La Réunion Kely  : plus de 2 000 occupants actuellement

Les familles défavorisées, appelées sous le sobriquet de 4mi, qui habitent La Réunion kely d’Ampefiloha, comptent actuellement plus de 2 000 membres, selon le responsable de ce quartier, Radoniaina Ranjalahy, connu sous le nom de Karana dans le secteur.

Un univers cosmopolite

Les occupants sont répartis dans 218 toits dont plus de 60 % d’entre eux sont des enfants. La majorité d’entre eux sont issus du monde rural des régions, entre autres,Toliara, Fianarantsoa, Ambatondrazaka, sans compter celle d’Analamanga. «Leurs lieux d’origine ne leur permettant plus de vivre, ils sont venus tenter leur chance dans la capitale», a indiqué Karana, président fondateur de l’association VSMF ou «Vahoaka sahirana mijoro ho an’ny fampandrosoana», littéralement, des défavorisés qui luttent pour leur développement.

Occupant les lieux depuis 12 ans, Karana a été élu successivement par les habitants de La Réunion kely pour être le responsable de leur quartier.

Six familles sont les dernières en date, au début de cette semaine, pour compléter ce nouveau chiffre dans ce quartier. Des familles venant d’Ambatondrazaka.

«Certes, on est déjà à l’étroit sur les lieux, mais chaque toit a dû céder quelques surfaces pour les accueillir. Tout un chacun compatit ainsi à leur sort, ayant déjà passé par la même situation auparavant», a souligné Radoniaina Ranjalahy. Lui de noter toutefois, que l’intégration des nouveaux venus se fait après une petite enquête sur leurs lieux d’origine et la raison qui les pousse à choisir La Réunion kely. L’adoption définitive n’est prise qu’après la consultation des avis des anciens du quartier.

La vente des objets récupérés pour survivre

Comme c’est le cas ailleurs, la majorité des activités de La Réunion kely reposent aussi sur la vente. Toutefois, à la différence que leurs articles sont composés d’objets récupérés, en particulier des boîtes de conserves et des bouteilles en plastique trouvés dans les bacs à ordures. Certes, on y trouve aussi des ustensiles de cuisine, des radios ou encore des téléphones portables, mais largement de moindre qualité que ceux qu’on a l’habitude de voir chez les brocanteurs ou dans les magasins spécialisés dans la vente d’articles de deuxième main.

Selon les dires d’une marchande de ce quartier, une jeune veuve et mère de 5 enfants, sa recette quotidienne varie de 2 000 à 4 000 ariary. Une somme qui n’arrive pas à combler ses besoins.

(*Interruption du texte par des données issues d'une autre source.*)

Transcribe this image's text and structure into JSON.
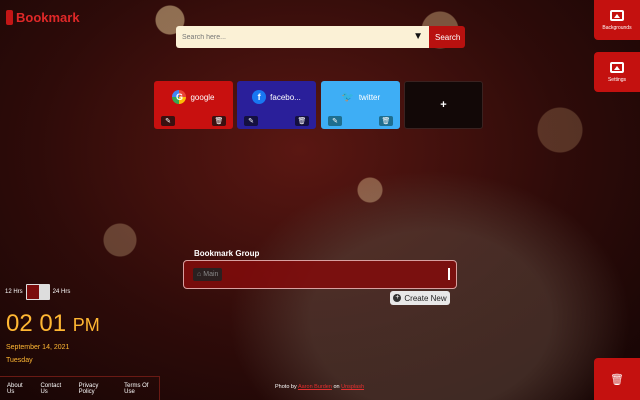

A part vider les poubelles, elle fait ainsi d’autres petits métiers dans les autres quartiers avoisinant, en particulier aux 67 ha, dans le but d’arrondir un peu le revenu familial. Des petits métiers comme lessiveuse ou débarrasseuse d’ordures ménagères.

A noter que ces 4mi ont aussi leur propre marché jouant le rôle de distributeur de leurs articles. Il se trouve à 100 m de la barrière ferroviaire d’Ampefiloha si on longe le canal d’Andriantany, dans le quartier de Manarintsoa. Une fois que la Commune urbaine d’Antananarivo (CUA) les a interdits de faire commerce dans tous les endroits de la ville, ils ont ainsi décidé de monter leur propre marché dans cet endroit. Un terrain de 3 ares a été donné par un particulier à leur intention, monnayant un ticket journalier de 200 ariary par marchand. De ce fait, ce «proprio» joue le rôle de contrôleur de marché. Il engage quelques hommes pour le seconder afin d’assurer l’harmonie et la sécurité des lieux. Ainsi, presque toutes les règles d’un marché sont observées à Manarintsoa.

Juste des papiers

Selon toujours Radoniaina Ranjalahy, l’absence de papier administratif, comme l’acte de naissance ou la copie pour les enfants et la carte d’identité nationale pour les adultes, constitue un handicap qui bloque l’amélioration de la situation des habitants de La Réunion kely. «Cette situation ne nous permet pas de trouver un emploi, même temporaire, notamment pour les hommes. Or, certains d’entre nous sont qualifiés pour devenir des manœuvres ou à d’autres fonctions similaires», a-t-il indiqué. «Nous préférons de loin qu’on nous aide sur ce point, car pour les vivres, nous nous débrouillons tous les jours pour en trouver», a-t-il conclu.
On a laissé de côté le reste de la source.